The new roof was funded from an $89,000 United States Department of Energy Grant administered through the Maryland Energy Administration awarded in 2010 to all cities in Maryland based on their population size. The object of the grant was to fund energy efficient upgrades for local governments. 

Chandler said the city was faced with three options for the money; use it to upgrade the windows, set the building lights on an automation mechanism, or–the option they ended up settling on–install a more energy efficient roof.  

Two elements comprise the upgraded roof. First, theres a layer of foam insulation tiles, a few inches thick, laid across the entire roof.

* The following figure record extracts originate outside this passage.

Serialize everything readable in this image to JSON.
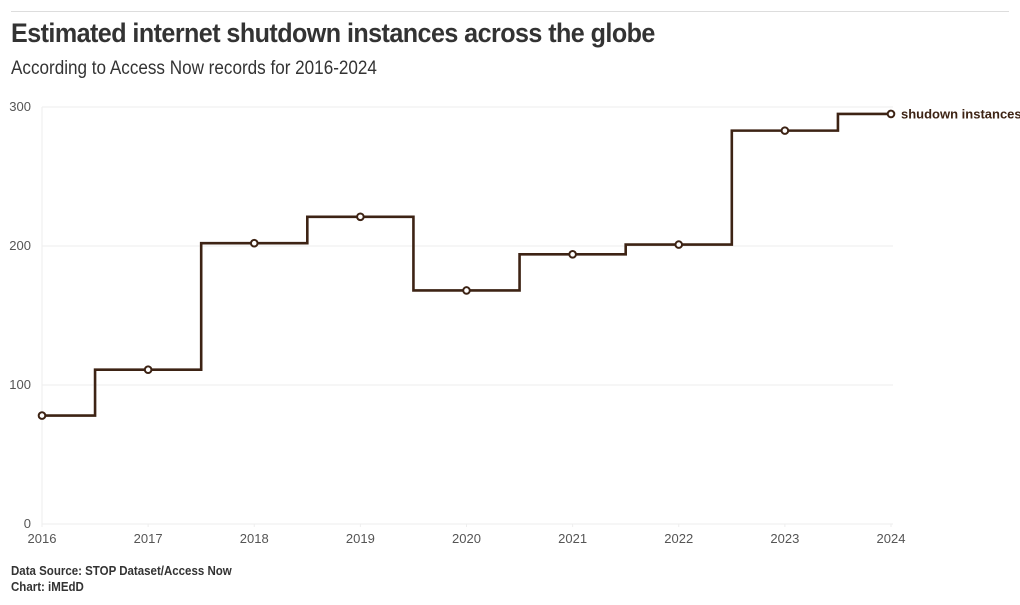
{
  "header": {
    "title": "Estimated internet shutdown instances across the globe",
    "subtitle": "According to Access Now records for 2016-2024"
  },
  "footer": {
    "source": "Data Source: STOP Dataset/Access Now",
    "credit": "Chart: iMEdD"
  },
  "colors": {
    "line": "#3d2314",
    "grid": "#eeeeee",
    "text": "#333333"
  },
  "chart_data": {
    "type": "line",
    "step": "center",
    "title": "Estimated internet shutdown instances across the globe",
    "subtitle": "According to Access Now records for 2016-2024",
    "xlabel": "",
    "ylabel": "",
    "x": [
      2016,
      2017,
      2018,
      2019,
      2020,
      2021,
      2022,
      2023,
      2024
    ],
    "xlim": [
      2016,
      2024
    ],
    "ylim": [
      0,
      300
    ],
    "yticks": [
      0,
      100,
      200,
      300
    ],
    "xticks": [
      "2016",
      "2017",
      "2018",
      "2019",
      "2020",
      "2021",
      "2022",
      "2023",
      "2024"
    ],
    "grid": true,
    "series": [
      {
        "name": "shudown instances",
        "values": [
          78,
          111,
          202,
          221,
          168,
          194,
          201,
          283,
          295
        ]
      }
    ],
    "legend": "end-of-line label"
  }
}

Then that insulation layer is sealed with a kind of blazing white waterproof tarpaper.

With the roof installed, the city will begin in June to compare their energy usage with past heating bills, said Chandler. He said that the roof could result in a 10 to 15 percent reduction in the kilowatt hours billed to the city. 

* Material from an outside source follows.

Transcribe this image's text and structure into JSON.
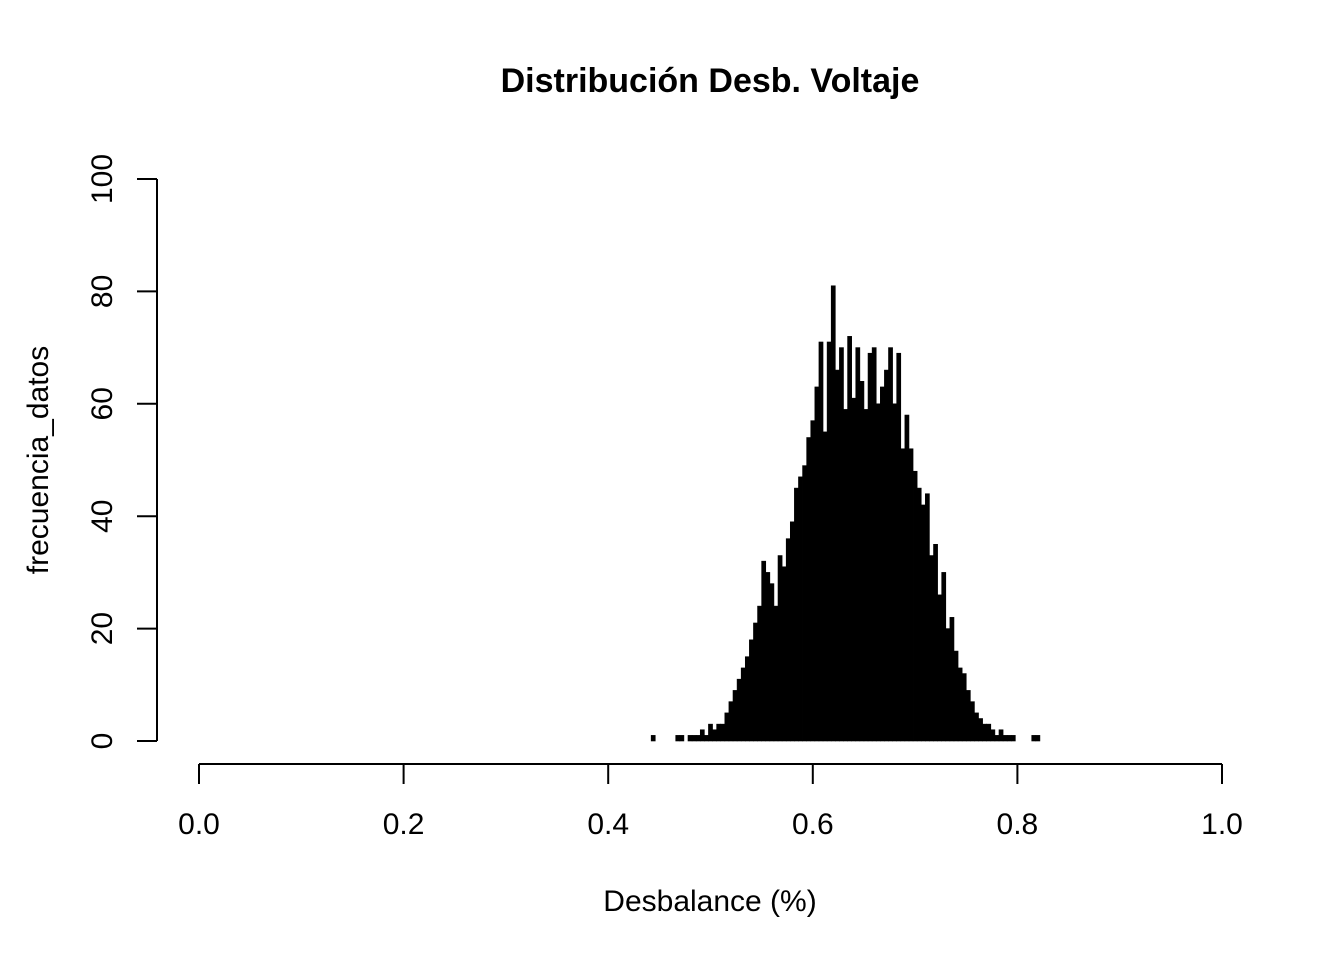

That's no small number, either. 

From July 2009 to July 2010, the city paid $99,450 in energy bills at the municipal building. Before that, from 2008 to 2009, the energy bills at the municipal building totaled $141,000. And from 2007 to 2008, the city paid $127,900 to heat and cool the municipal building. 

City employees working at the municipal building may notice a change before the accounting department does. The new roof could help to keep the building more evenly temperate. Currently, city workers report different areas of the building are often subject to differing climates.

"During the summer, on hot days, we had to turn off the lights up here," said Chandler from his third floor office. "But down in the police department, it would stay cool."

The city did seriously dabble with the idea of upgrading the windows with the grant money, according to Chandler. The idea hasn't gone by the wayside, either. Chandler said the windows currently installed on the building are rated only for residential usage, and there is a push to obtain funding to install thicker commercial rated windows on the building.

"One of the things we're really going to see, in terms of savings, is when we replace the windows," said Chandler. "As exciting as this is, it's still about dollars and cents."